Dolores had lost her cloak in the hall, and was bareheaded, in her court dress. The Princess recognized her in the gloom and stopped her.

"I have looked for you everywhere," she said. "Why did you run away from me before?"

"It was my blind sister who was with you," answered Dolores, who knew her voice at once and had understood from her father what had happened. "Where are you going now?" she asked, without giving the Princess time to put a question.

"I was looking for you. I wish you to come and stay with me to-night--"

"I will stay with my father. I thank you for your kindness, but I would not on any account leave him now."

"Your father is in prison--in the west tower--he has just been sent there. How can you stay with him?"

"You are well informed," said Dolores quietly. "But your husband is just now gone to release him. I gave Don Ruy Gomez the order which his Majesty had himself placed in my hands, and the Prince was kind enough to take it to the west tower himself. My father is unconditionally free."

The Princess looked fixedly at Dolores while the girl was speaking, but it was very dark in the corridor and the lamp was flickering to go out in the night breeze.

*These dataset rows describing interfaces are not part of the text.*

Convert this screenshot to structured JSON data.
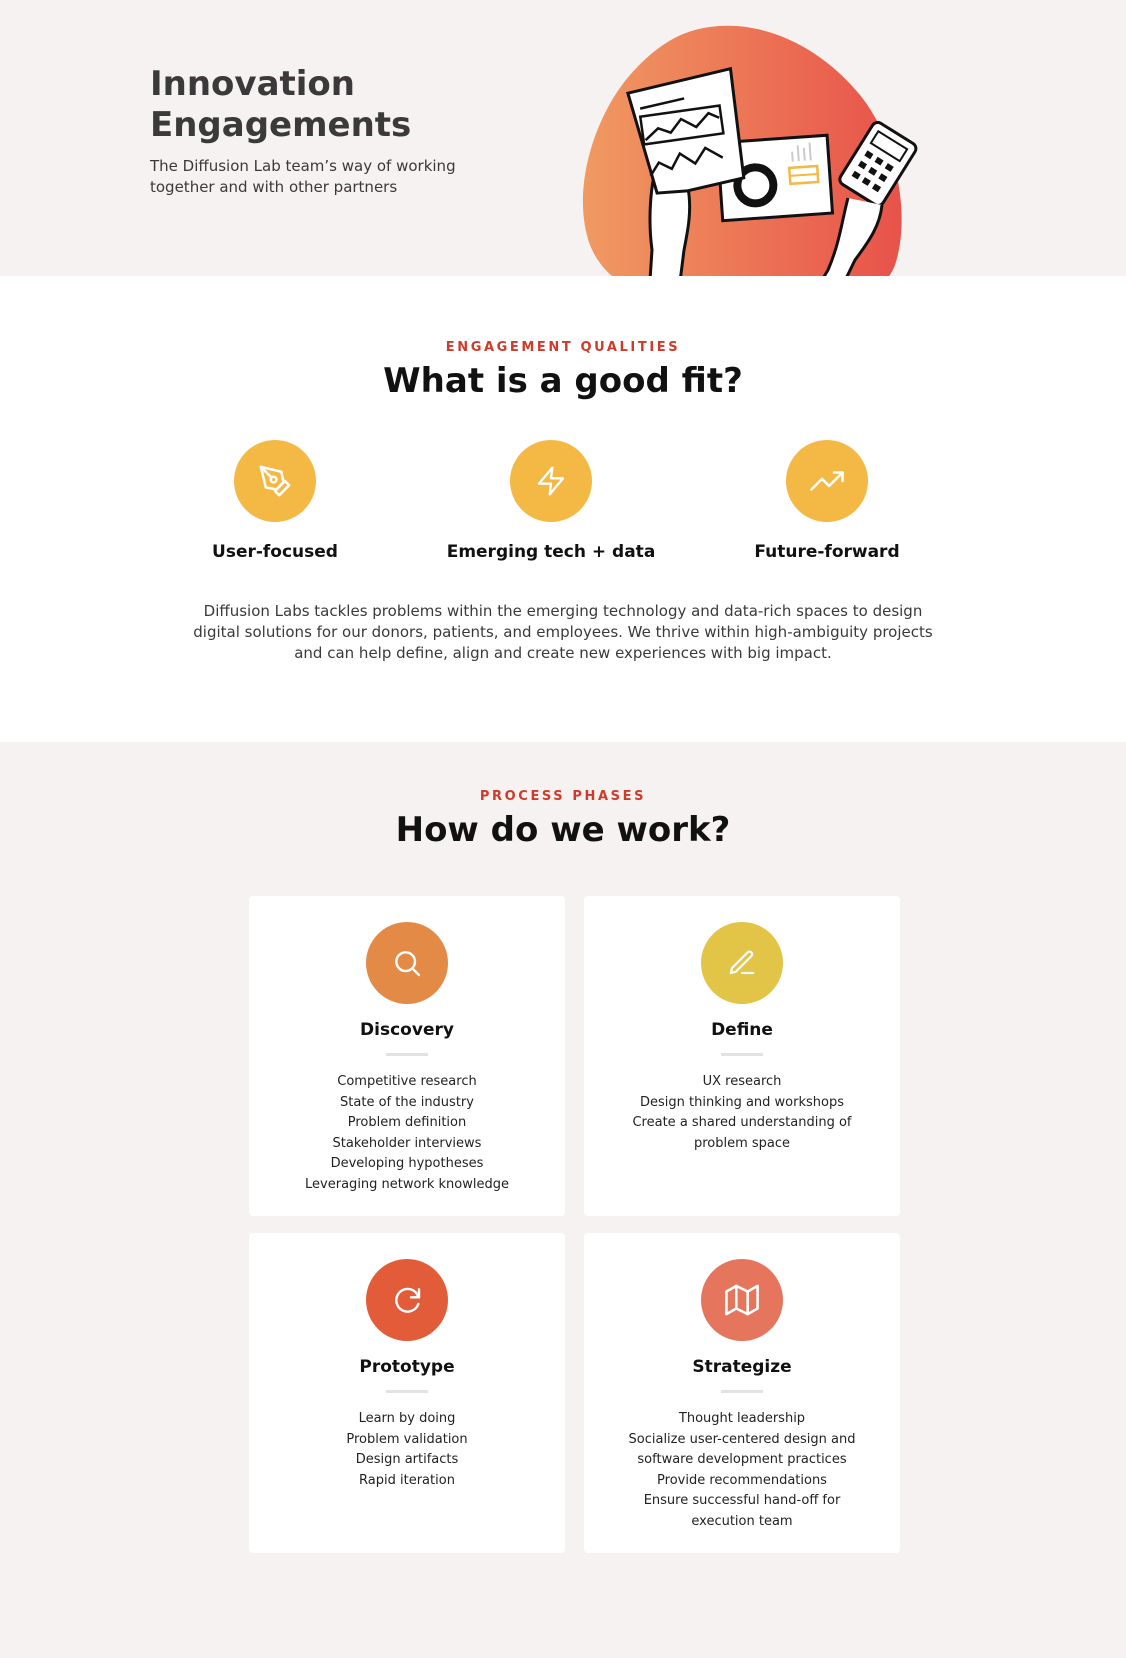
{
  "hero": {
    "title": "Innovation Engagements",
    "subtitle": "The Diffusion Lab team’s way of working together and with other partners",
    "illustration_icon": "hands-holding-reports-illustration",
    "blob_colors": [
      "#f09a62",
      "#e8524a"
    ]
  },
  "qualities": {
    "eyebrow": "ENGAGEMENT QUALITIES",
    "title": "What is a good fit?",
    "items": [
      {
        "label": "User-focused",
        "icon": "pen-tool-icon"
      },
      {
        "label": "Emerging tech + data",
        "icon": "lightning-icon"
      },
      {
        "label": "Future-forward",
        "icon": "trending-up-icon"
      }
    ],
    "description": "Diffusion Labs tackles problems within the emerging technology and data-rich spaces to design digital solutions for our donors, patients, and employees. We thrive within high-ambiguity projects and can help define, align and create new experiences with big impact.",
    "icon_color": "#f4b844"
  },
  "phases": {
    "eyebrow": "PROCESS PHASES",
    "title": "How do we work?",
    "cards": [
      {
        "title": "Discovery",
        "icon": "search-icon",
        "color": "#e38a46",
        "items": [
          "Competitive research",
          "State of the industry",
          "Problem definition",
          "Stakeholder interviews",
          "Developing hypotheses",
          "Leveraging network knowledge"
        ]
      },
      {
        "title": "Define",
        "icon": "pencil-icon",
        "color": "#e2c447",
        "items": [
          "UX research",
          "Design thinking and workshops",
          "Create a shared understanding of",
          "problem space"
        ]
      },
      {
        "title": "Prototype",
        "icon": "refresh-icon",
        "color": "#e35c3a",
        "items": [
          "Learn by doing",
          "Problem validation",
          "Design artifacts",
          "Rapid iteration"
        ]
      },
      {
        "title": "Strategize",
        "icon": "map-icon",
        "color": "#e5755c",
        "items": [
          "Thought leadership",
          "Socialize user-centered design and",
          "software development practices",
          "Provide recommendations",
          "Ensure successful hand-off for",
          "execution team"
        ]
      }
    ]
  }
}
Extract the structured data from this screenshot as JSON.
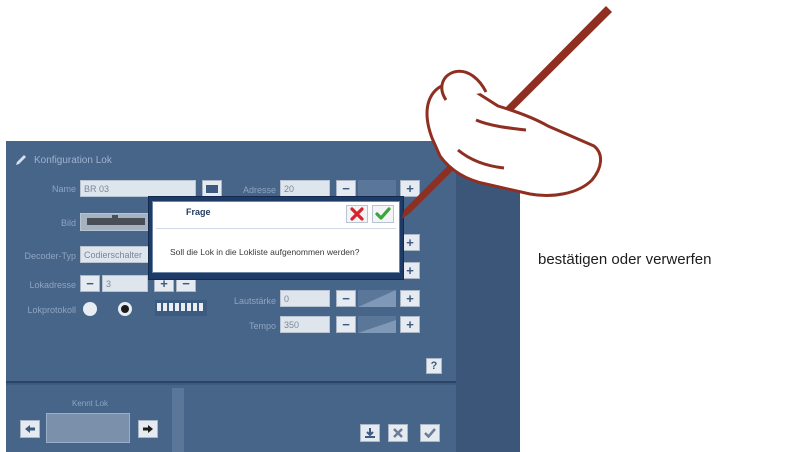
{
  "config": {
    "title": "Konfiguration Lok",
    "name_label": "Name",
    "name_value": "BR 03",
    "decoder_label": "Decoder-Typ",
    "decoder_value": "Codierschalter",
    "lokadresse_label": "Lokadresse",
    "lokadresse_value": "3",
    "protocol_label": "Lokprotokoll",
    "value_1": "20",
    "value_2": "0",
    "value_3": "350",
    "help_label": "?"
  },
  "dialog": {
    "title": "Frage",
    "message": "Soll die Lok in die Lokliste aufgenommen werden?"
  },
  "bottom": {
    "label": "Kennt Lok"
  },
  "caption": "bestätigen oder verwerfen",
  "colors": {
    "panel": "#476489",
    "dialog_frame": "#1e3a66",
    "cancel": "#d8232a",
    "confirm": "#3aa635",
    "pen": "#8f2f22"
  }
}
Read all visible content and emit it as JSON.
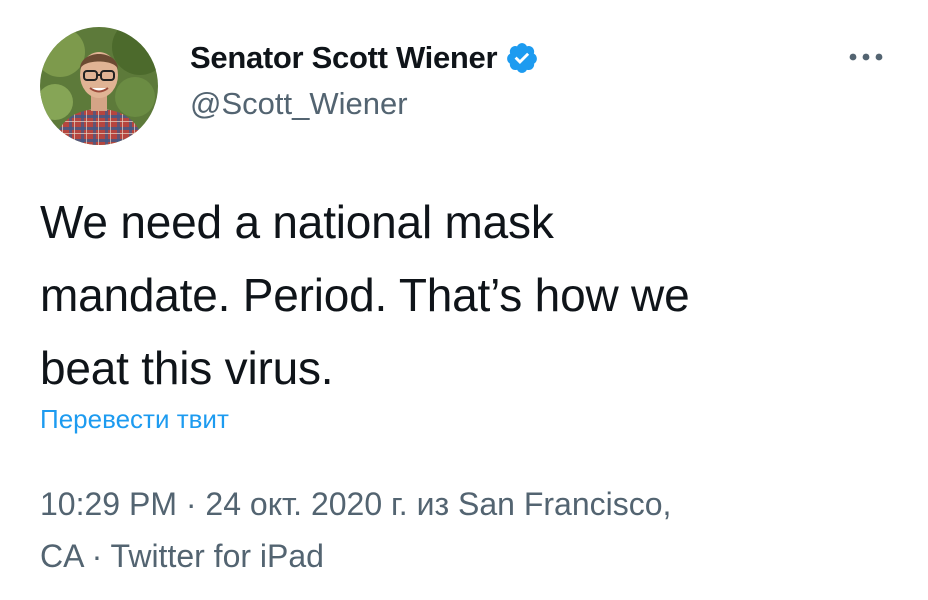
{
  "tweet": {
    "author": {
      "display_name": "Senator Scott Wiener",
      "handle": "@Scott_Wiener",
      "verified": true,
      "avatar": "profile-photo"
    },
    "more_icon": "ellipsis-icon",
    "text_lines": [
      "We need a national mask",
      "mandate. Period. That’s how we",
      "beat this virus."
    ],
    "translate_label": "Перевести твит",
    "meta": {
      "time": "10:29 PM",
      "separator": " · ",
      "date": "24 окт. 2020 г.",
      "from_word": " из ",
      "location_line1": "San Francisco,",
      "location_line2": "CA",
      "source": "Twitter for iPad"
    }
  },
  "colors": {
    "text_primary": "#0f1419",
    "text_secondary": "#536471",
    "accent": "#1d9bf0"
  }
}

The only explanation of Mendoza's release lay in the fact that the King was already aware that Don John was alive and in no danger. In that case Dolores knew it, too. It was no great matter, though she had hoped to keep the girl out of the way of hearing the news for a day or two. Dolores' mournful face might have told her that she was mistaken, if there had been more light; but it was far too dark to see shades of colour or expression.

"So your father is free!" she said. "Of course, that was to be expected, but I am glad that he has been set at liberty at once."

"I do not think it was exactly to be expected," answered Dolores, in some surprise, and wondering whether there could have been any simpler way of getting what she had obtained by such extraordinary means.

"He might have been kept under arrest until to-morrow morning, I suppose," said the Princess quietly. "But the King is of course anxious to destroy the unpleasant impression produced by this absurd affair, as soon as possible."

"Absurd!" Dolores' anger rose and overflowed at the word. "Do you dare to use such a word to me to-night?"

"My dear Dolores, why do you lose your temper about such a thing?" asked the Princess, in a conciliatory tone. "Of course if it had all ended as we expected it would, I never should use such a word--if Don John had died--"

"What do you mean?" Dolores held her by the wrist in an instant and the maddest excitement was in her voice.

"What I mean? Why--" the Princess stopped short, realizing that Dolores might not know the truth after all. "What did I say?" she asked, to gain time. "Why do you hold my hand like that?"

"You called the murder of Don John an absurd affair, and then you said, 'if Don John had died'--as if he were not lying there dead in his room, twenty paces from where you stand! Are you mad? Are you playing some heartless comedy with me? What does it all mean?"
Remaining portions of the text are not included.